After all, the conscious is nothing other than a 'reciprocated gaze', a reflection, or a 'primal form' of looking or of perception. In the same way we can substitute 'vritis' with the drive to speak, which is the most substantial form of invocation: the IT SPEAKS. Lacan says: "The unconscious is structured in the same manner a language is...", it behaves like an IT SPEAKS within and around us. A combination of the SHINES and of the SPEAKS actually requires to be taken under command and setting yoga and psychoanalysis into relation with one another supplies us with a simple tool to do just that. In Surat Shabd Yoga command is taken of the combination of the SHINES and SPEAKS by applying and reverberating mentaly Sanskrit formulations. But for a scientifc method we can use linguistic styled formulations which I call FORMULA-WORDS. This comparative study of western and eastern 'spirituality' or 'psychology' (whatever you may call it) centers around such FORMULA-WORDs which are quite similar to Sanskrit mantras. They each bear several meanings in one formulation and correspond to the scientific term 'unconscious' as well as to the exercises in Laya Yoga. This comparative study culminates in an independent and new method which can connect the East and the West in an ideal way. Of course, this new method needs a new name (neither is it strictly yoga nor psychoanalysis). The expression that seems most fitting is: Analytic Psychocatharsis. The Greek word 'kathairo' (καθαiρο) means as much as: to wash clean, or cleanse. An important effect results from this method in that it develops a directly noticeable liberation, or cleansing, something that is a slightly affective experience (such as Moksha, or Samadhi in yoga). Another aspect is the psychoanalytic cognizance that is included, something more intellectual. Thus, the adjective 'Analytic'.

ARE - VID - EOR is such a FORMULA-WORD. It does not originate in Sanskrit. As Kirpal Singh always said: "Sanskrit is not the lingua franca of spirituality...", thereby stressing that the meaning of his Sanskrit names did not only lie in the old Indian language. ARE - VID - EOR originates in Latin. Sanskrit as well as Latin are both very well suited to be a basis for formulations, mantras and FORMULA - WORDS in meditation.
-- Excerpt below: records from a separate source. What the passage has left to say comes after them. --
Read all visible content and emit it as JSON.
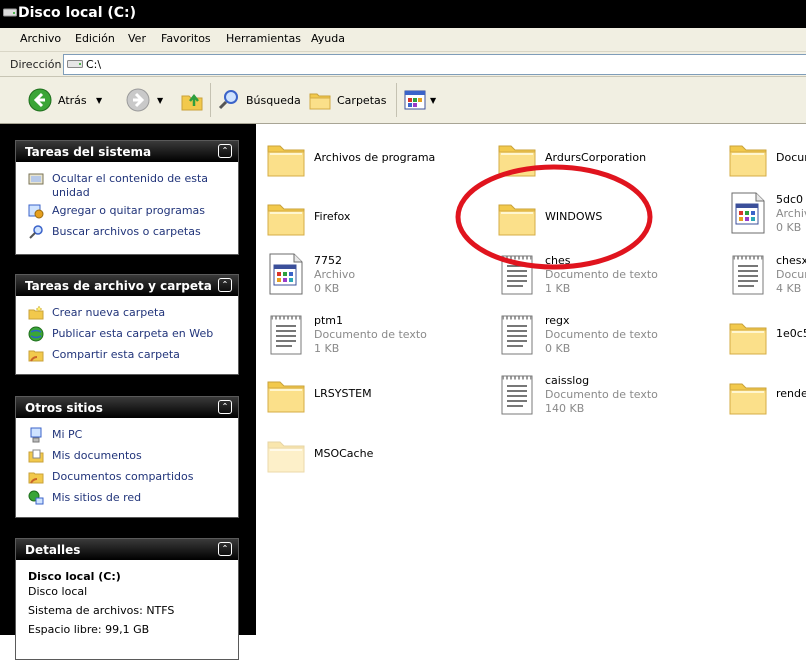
{
  "window": {
    "title": "Disco local (C:)"
  },
  "menu": [
    "Archivo",
    "Edición",
    "Ver",
    "Favoritos",
    "Herramientas",
    "Ayuda"
  ],
  "address": {
    "label": "Dirección",
    "value": "C:\\"
  },
  "toolbar": {
    "back": "Atrás",
    "search": "Búsqueda",
    "folders": "Carpetas"
  },
  "panels": {
    "system": {
      "title": "Tareas del sistema",
      "items": [
        {
          "label": "Ocultar el contenido de esta",
          "label2": "unidad",
          "icon": "hide-contents-icon"
        },
        {
          "label": "Agregar o quitar programas",
          "icon": "add-remove-programs-icon"
        },
        {
          "label": "Buscar archivos o carpetas",
          "icon": "search-icon"
        }
      ]
    },
    "file": {
      "title": "Tareas de archivo y carpeta",
      "items": [
        {
          "label": "Crear nueva carpeta",
          "icon": "new-folder-icon"
        },
        {
          "label": "Publicar esta carpeta en Web",
          "icon": "publish-web-icon"
        },
        {
          "label": "Compartir esta carpeta",
          "icon": "share-folder-icon"
        }
      ]
    },
    "places": {
      "title": "Otros sitios",
      "items": [
        {
          "label": "Mi PC",
          "icon": "my-computer-icon"
        },
        {
          "label": "Mis documentos",
          "icon": "my-documents-icon"
        },
        {
          "label": "Documentos compartidos",
          "icon": "shared-documents-icon"
        },
        {
          "label": "Mis sitios de red",
          "icon": "network-places-icon"
        }
      ]
    },
    "details": {
      "title": "Detalles",
      "name": "Disco local (C:)",
      "type": "Disco local",
      "fs": "Sistema de archivos: NTFS",
      "free": "Espacio libre: 99,1 GB"
    }
  },
  "files": [
    {
      "name": "Archivos de programa",
      "kind": "folder"
    },
    {
      "name": "ArdursCorporation",
      "kind": "folder"
    },
    {
      "name": "Docum",
      "kind": "folder"
    },
    {
      "name": "Firefox",
      "kind": "folder"
    },
    {
      "name": "WINDOWS",
      "kind": "folder"
    },
    {
      "name": "5dc0",
      "type": "Archiv",
      "size": "0 KB",
      "kind": "file"
    },
    {
      "name": "7752",
      "type": "Archivo",
      "size": "0 KB",
      "kind": "file"
    },
    {
      "name": "ches",
      "type": "Documento de texto",
      "size": "1 KB",
      "kind": "text"
    },
    {
      "name": "chesx",
      "type": "Docum",
      "size": "4 KB",
      "kind": "text"
    },
    {
      "name": "ptm1",
      "type": "Documento de texto",
      "size": "1 KB",
      "kind": "text"
    },
    {
      "name": "regx",
      "type": "Documento de texto",
      "size": "0 KB",
      "kind": "text"
    },
    {
      "name": "1e0c5",
      "kind": "folder"
    },
    {
      "name": "LRSYSTEM",
      "kind": "folder"
    },
    {
      "name": "caisslog",
      "type": "Documento de texto",
      "size": "140 KB",
      "kind": "text"
    },
    {
      "name": "rende",
      "kind": "folder"
    },
    {
      "name": "MSOCache",
      "kind": "folder-hidden"
    }
  ],
  "colors": {
    "title_bg": "#000000",
    "link_text": "#21347a",
    "annotation": "#e0141e",
    "folder": "#f7d35a"
  }
}
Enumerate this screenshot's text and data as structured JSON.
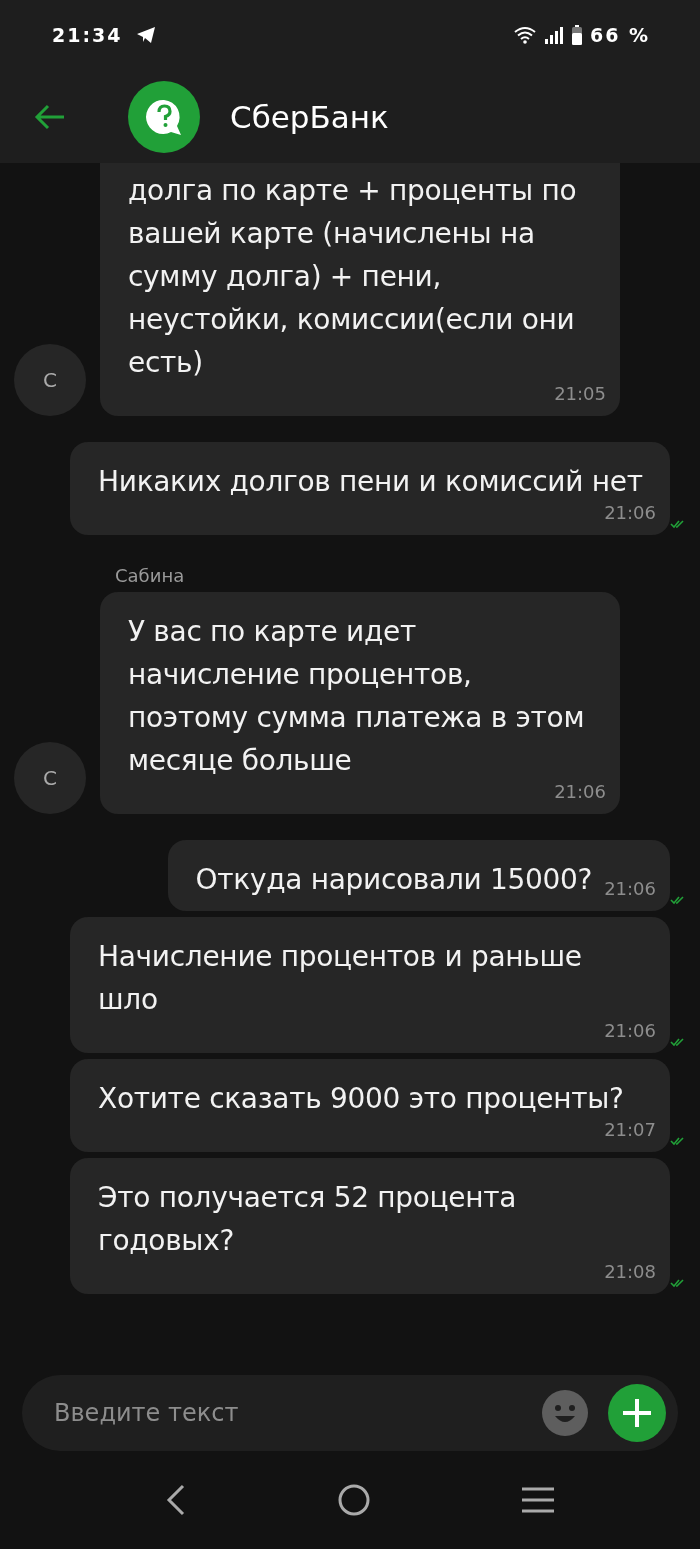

ARE - VID - EOR, namely, is a SHINES / SPEAKS - formulation of the first degree, since significantly more words, imaginations, meanings and pictures are hidden therein than in this one image of a word (or, word of an image). Were you to read it starting from a different letter, each in turn, then a variety of versions would result:

A RE VIDEOR I am seen by something, REVIDE ORA Look again, pray!, EVIDE ORAR Recognise therefrom: I am spoken! VIDE ORA RE Look, speak, in truth! VI DEORARE Fully speaking with power. VIDEO RARE I perceive unusually. DE ORARE VI On speaking with persuasion. EO RARE VID(E) Seldomly look there!

Asstrange and alien as these formulations may sound, this is just what it takes to establish calmness and concentration in the conscious, just as Sanskrit formulations do. But, the latter are - as just mentioned - based on traditional beliefs (a guru's power lies within them) that might continue to be suitable for ordinary people. The new method, though, is prone to attract scientifically oriented people in the East as well as in the West due to linguistics and geometrical aspects being in the foreground. Based on these fundamental manifestations the book covers aspects of reincarnation and precognition, the significance of repetitive processes and many other comparable phenomena in yoga and psychoanalysis. The author, Dr. Günter von Hummel, is a psychoanalyst and was a devotee of Kirpal Singh for over thirty years.